DashClaw is a GitHub project designed to serve as a governance layer for AI agents. Its core functionality revolves around intercepting actions initiated by AI agents, allowing for policy enforcement, human approval, and comprehensive auditing. The system is built to sit between agents and external systems, evaluating each potentially risky action before execution.
Key features include the ability to block, warn, or hold actions for approval based on defined policies. It supports identity verification for agents using JWKS-verified OIDC bearer tokens, offering cryptographic attribution and replay protection. Declarative policies can be implemented to manage risk thresholds, deployment gates, capability access, and semantic checks. For actions requiring human oversight, DashClaw routes approval requests to a dashboard, CLI inbox, mobile PWA, Telegram, or Discord.

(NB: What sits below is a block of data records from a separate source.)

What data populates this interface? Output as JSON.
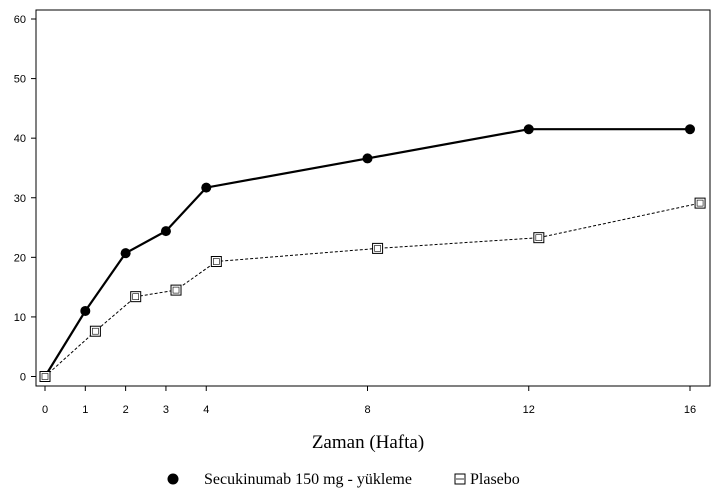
{
  "chart_data": {
    "type": "line",
    "xlabel": "Zaman (Hafta)",
    "ylabel": "",
    "x_ticks": [
      0,
      1,
      2,
      3,
      4,
      8,
      12,
      16
    ],
    "y_ticks": [
      0,
      10,
      20,
      30,
      40,
      50,
      60
    ],
    "xlim": [
      -0.3,
      16.5
    ],
    "ylim": [
      -1.5,
      61
    ],
    "grid": false,
    "legend_position": "bottom",
    "series": [
      {
        "name": "Secukinumab 150 mg - yükleme",
        "marker": "filled-circle",
        "line_style": "solid",
        "color": "#000000",
        "x": [
          0,
          1,
          2,
          3,
          4,
          8,
          12,
          16
        ],
        "y": [
          0,
          11,
          20.7,
          24.4,
          31.7,
          36.6,
          41.5,
          41.5
        ]
      },
      {
        "name": "Plasebo",
        "marker": "open-square",
        "line_style": "dashed",
        "color": "#000000",
        "x": [
          0,
          1.25,
          2.25,
          3.25,
          4.25,
          8.25,
          12.25,
          16.25
        ],
        "y": [
          0,
          7.6,
          13.4,
          14.5,
          19.3,
          21.5,
          23.3,
          29.1
        ]
      }
    ]
  }
}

Every agent action processed by DashClaw generates a replayable decision record, detailing the agent's goal, reasoning, risk score, matched policies, assumptions, and evidence. The system also ensures that terminal outcomes are durable and prevents double execution from retried agents. Furthermore, it offers a capability registry to wrap HTTP APIs with per-agent access rules, rate limits, and audit trails. DashClaw integrates with various agent runtimes and frameworks, such as Claude Code, Codex, Hermes Agent, OpenClaw, LangChain, CrewAI, AutoGen, LangGraph, and OpenAI Agents SDK.